EL PLACER, COMO BIEN SUPREMO

Poco supondría, sin embargo, haberos demostrado que yo soy el principio y la fuente de la vida, si no os demostrara además que todas las dichas de este mundo las debéis también a mi munificencia. ¿Qué sería, en efecto, la vida, si vida pudiera entonces llamarse, si se le quitara el placer? Veo que aplaudís. Bien sabía yo que ninguno de vosotros era bastante cuerdo, o, mejor, bastante necio, mas vuelvo a decir bastante cuerdo para no ser de mi opinión.

Los mismos estoicos, aunque es cierto que no desprecian el placer, saben disimularlo con gran sagacidad y decir de él mil perrerías cuando están delante de la gente, pero es sólo con el objeto de apartar a los demás del pastel y gustarlo ellos después a todo su sabor.
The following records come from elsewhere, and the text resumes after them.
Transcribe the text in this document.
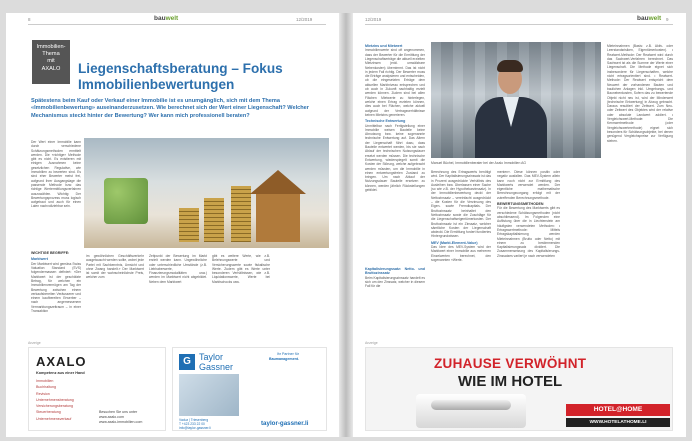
8	bauwelt	12/2019
Immobilien-
Thema
mit
AXALO	Liegenschaftsberatung – Fokus Immobilienbewertungen
Spätestens beim Kauf oder Verkauf einer Immobilie ist es unumgänglich, sich mit dem Thema «Immobilienbewertung» auseinanderzusetzen. Wie berechnet sich der Wert einer Liegenschaft? Welcher Mechanismus steckt hinter der Bewertung? Wer kann mich professionell beraten?
Der Wert einer Immobilie kann durch verschiedene Schätzungsmethoden ermittelt werden. Die «richtige» Methode gibt es nicht. Es existieren mit einigen Ausnahmen keine gesetzlichen Regulative, wie Immobilien zu bewerten sind. Es sind eher Bewerter meist frei, aufgrund ihrer Ausgangslage die passende Methode bzw. das richtige Wertermittlungsverfahren auszuwählen. Wichtig: Der Bewertungsprozess muss logisch aufgebaut und auch für einen Laien nachvollziehbar sein.
WICHTIGE BEGRIFFE:
Marktwert
Der Marktwert wird gemäss Swiss Valuation Standard (SVS) folgendermassen definiert: «Der Marktwert ist der geschätzte Betrag, für welchen ein Immobilienvermögen am Tag der Bewertung zwischen einem verkaufsbereiten Veräusserer und einem kaufbereiten Erwerber – nach angemessenem Vermarktungszeitraum – in einer Transaktion
im gewöhnlichen Geschäftsverkehr ausgetauscht werden sollte, wobei jede Partei mit Sachkenntnis, Umsicht und ohne Zwang handelt.» Der Marktwert ist somit der wahrscheinlichste Preis, welcher zum
Zeitpunkt der Bewertung im Markt erzielt werden kann. Ungewöhnliche oder unterschiedliche Umstände (z.B. Liebhaberwerte, Finanzierungsmodalitäten usw.) werden im Marktwert nicht abgebildet. Neben dem Marktwert
gibt es weitere Werte, wie z.B. Belehnungswerte und Versicherungswerte sowie fiskalische Werte. Zudem gibt es Werte unter besonderen Verhältnissen, wie z.B. Liquidationswerte, Werte bei Marktschocks usw.
Anzeige
AXALO
Kompetenz aus einer Hand
Immobilien
Buchhaltung
Revision
Unternehmensberatung
Versicherungsberatung
Steuerberatung
Unternehmensverkauf
Besuchen Sie uns unter
www.axalo.com
www.axalo-immobilien.com
G Taylor
Gassner
Ihr Partner für
Baumanagement.
Vaduz | Triesenberg
T +423 233 22 00
info@taylor-gassner.li
taylor-gassner.li
12/2019	bauwelt 9
Mietzins und Mietwert
Immobilienwerte sind oft angenommen, dass der Bewerter für die Ermittlung der Liegenschaftserträge die aktuell erzielten Mietzinsen (exkl. umwälzbare Nebenkosten) übernimmt. Das ist nicht in jedem Fall richtig. Der Bewerter muss die Erträge analysieren und entscheiden, ob die eingesetzten Erträge dem aktuellen Marktniveau entsprechen und ob auch in Zukunft nachhaltig erzielt werden können. Zudem sind bei allen Flächen Mietwerte zu hinterlegen, welche einen Ertrag erzielen können, dies auch bei Flächen, welche aktuell aufgrund der Vertragsverhältnisse keinen Mietzins generieren.
Technische Entwertung
Unmittelbar nach Fertigstellung einer Immobilie weisen Bauteile keine Abnutzung bzw. keine sogenannte technische Entwertung auf. Das Altern der Liegenschaft führt dazu, dass Bauteile entwertet werden, bis sie nach Ablauf der technischen Nutzungsdauer ersetzt werden müssen. Die technische Entwertung, wiederspiegelt somit die Kosten der Störung, welche aufgebracht werden müssten, um die Immobilie in einen entwertungsfreien Zustand zu bringen. Um nach Ablauf der Nutzungsdauer Bauteile ersetzen zu können, werden jährlich Rückstellungen gebildet.
Kapitalisierungssatz: Netto- und Bruttozinssatz
Beim Kapitalisierungszinssatz handelt es sich um den Zinssatz, welcher in diesem Fall für die
Manuel Büchel, Immobilienberater bei der Axalo Immobilien AG
Berechnung des Ertragswerts benötigt wird. Der Kapitalisierungszinssatz ist das in Prozent ausgedrückte Verhältnis des Ausleihen bzw. Überlassen einer Sache (so wie z.B. der Hypothekarzinssatz). In der Immobilienbewertung deckt der Nettozinssatz – vereinfacht ausgedrückt – die Kosten für die Verzinsung des Eigen- sowie Fremdkapitals. Der Bruttozinssatz beinhaltet den Nettozinssatz sowie die Zuschläge für die Liegenschaftseigentümerkosten. Der Bruttozinssatz ist ein Zinssatz, welcher sämtliche Kosten der Liegenschaft abdeckt. Die Ermittlung fordert fundiertes Hintergrundwissen.
MEV (Markt-Element-Value)
Das Idee des MEV-System wird der Marktwert einer Immobilie aus mehreren Einzelwerten berechnet, den sogenannten «Werte-
menten». Diese können positiv oder negativ ausfallen. Das MEV-System allein kann noch nicht zur Ermittlung des Marktwerts verwendet werden. Der eigentliche mathematische Berechnungsvorgang erfolgt mit der zutreffenden Berechnungsmethode.
BEWERTUNGSMETHODEN
Für die Bewertung des Marktwerts gibt es verschiedene Schätzungsmethoden (nicht abschliessend). Im Folgenden eine Auflistung über die in Liechtenstein am häufigsten verwendeten Methoden: • Ertragswertmethode: Mittels Ertragskapitalisierung werden Mieteinnahmen (Brutto oder Netto) mit einem zu bestimmenden Kapitalisierungssatz dividiert. Die Zusammensetzung des Kapitalisierungs-Zinssatzes variiert je nach verwendeten
Mieteinnahmen (Basis: z.B. Aktiv- oder Leerstandsrisiken, Eigentümerkosten). • Realwert-Methode: Der Realwert wird durch das Sachwert-Verfahren berechnet. Das Sachwert ist als die Summe der Werte einer Liegenschaft. Die Methode eignet sich insbesondere für Liegenschaften, welche nicht ertragsorientiert sind. • Realwert-Methode: Der Realwert entspricht dem Neuwert der vorhandenen Bauten und baulichen Anlagen inkl. Umgebungs- und Baunebenkosten, Sofern das zu bewertende Objekt nicht neu ist, wird der Minderwert (technische Entwertung) in Abzug gebracht. Daraus resultiert der Zeitwert. Zum Neu- oder Zeitwert des Objektes wird der relative oder absolute Landwert addiert. • Vergleichswert-Methode: Die Kennwertmethode (oder Vergleichswertmethode) eignet sich besonders für Schätzungsobjekte, bei denen genügend Vergleichspreise zur Verfügung stehen.
Anzeige
ZUHAUSE VERWÖHNT
WIE IM HOTEL
HOTEL@HOME
WWW.HOTELATHOME.LI
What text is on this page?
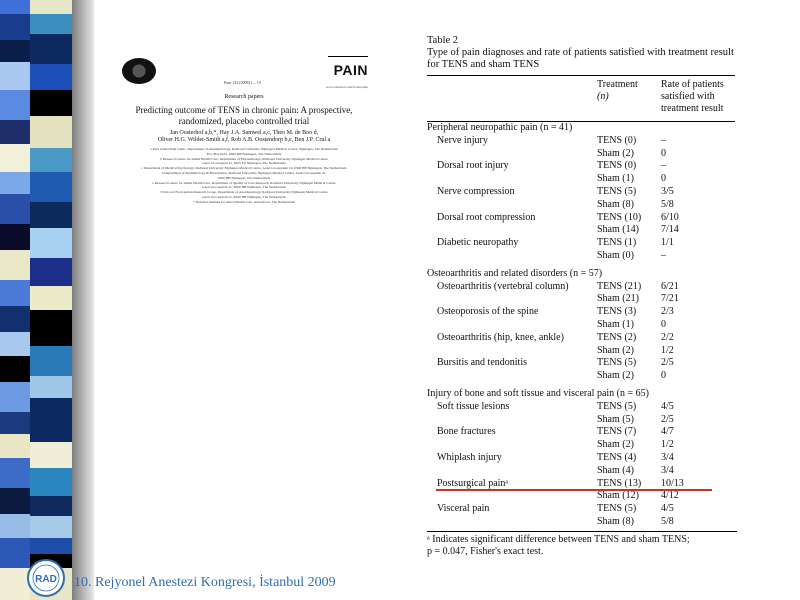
Pain 134 (2008) 1 – 10
PAIN
www.elsevier.com/locate/pain
Research papers
Predicting outcome of TENS in chronic pain: A prospective,
randomized, placebo controlled trial
Jan Oosterhof a,b,*, Hay J.A. Samwel a,c, Theo M. de Boo d,
Oliver H.G. Wilder-Smith a,f, Rob A.B. Oostendorp b,e, Ben J.P. Crul a
a Pain Centre/Pain Clinic, Department of Anesthesiology, Radboud University Nijmegen Medical Centre, Nijmegen, The Netherlands
P.O. Box 9101, 6500 HB Nijmegen, The Netherlands
b Research Centre for Allied Health Care, Department of Physiotherapy, Radboud University Nijmegen Medical Centre
Geert Grooteplein 21, 6525 EZ Nijmegen, The Netherlands
c Department of Medical Psychology, Radboud University Nijmegen Medical Centre, Geert Grooteplein 10, 6500 HB Nijmegen, The Netherlands
d Department of Epidemiology & Biostatistics, Radboud University Nijmegen Medical Centre, Geert Grooteplein 21,
6500 HB Nijmegen, The Netherlands
e Research Centre for Allied Health Care, Department of Quality of Care Research, Radboud University Nijmegen Medical Centre
Geert Grooteplein 21, 6500 HB Nijmegen, The Netherlands
f Pain and Nociception Research Group, Department of Anesthesiology, Radboud University Nijmegen Medical Centre
Geert Grooteplein 21, 6500 HB Nijmegen, The Netherlands
* National Institute for Allied Health Care, Amersfoort, The Netherlands
Table 2
Type of pain diagnoses and rate of patients satisfied with treatment result for TENS and sham TENS
Treatment
(n)
Rate of patients
satisfied with
treatment result
Peripheral neuropathic pain (n = 41)
Nerve injury	TENS (0) –
Sham (2)	0
Dorsal root injury	TENS (0) –
Sham (1)	0
Nerve compression	TENS (5) 3/5
Sham (8)	5/8
Dorsal root compression	TENS (10) 6/10
Sham (14) 7/14
Diabetic neuropathy	TENS (1) 1/1
Sham (0)	–
Osteoarthritis and related disorders (n = 57)
Osteoarthritis (vertebral column)	TENS (21) 6/21
Sham (21) 7/21
Osteoporosis of the spine	TENS (3) 2/3
Sham (1)	0
Osteoarthritis (hip, knee, ankle)	TENS (2) 2/2
Sham (2)	1/2
Bursitis and tendonitis	TENS (5) 2/5
Sham (2)	0
Injury of bone and soft tissue and visceral pain (n = 65)
Soft tissue lesions	TENS (5) 4/5
Sham (5)	2/5
Bone fractures	TENS (7) 4/7
Sham (2)	1/2
Whiplash injury	TENS (4) 3/4
Sham (4)	3/4
Postsurgical painᵃ	TENS (13) 10/13
Sham (12) 4/12
Visceral pain	TENS (5) 4/5
Sham (8)	5/8
ᵃ Indicates significant difference between TENS and sham TENS;
p = 0.047, Fisher's exact test.
RAD 10. Rejyonel Anestezi Kongresi, İstanbul 2009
Pero díganme, por Júpiter: ¿hay un solo día en la vida que no sea triste, monótono, insípido, aburrido y molesto, si no se le adereza con el placer, es decir, con la salsa de la necedad? El testimonio de Sófocles, nunca bastante ponderado, sería en verdad suficiente para probarlo. Pues él fué el autor de aquel hermosísimo elogio que hizo de mí, al decir que la vida más agradable sólo se alcanza no sabiendo absolutamente nada.

Pero esto no basta; hay que probar ahora en particular todo lo dicho.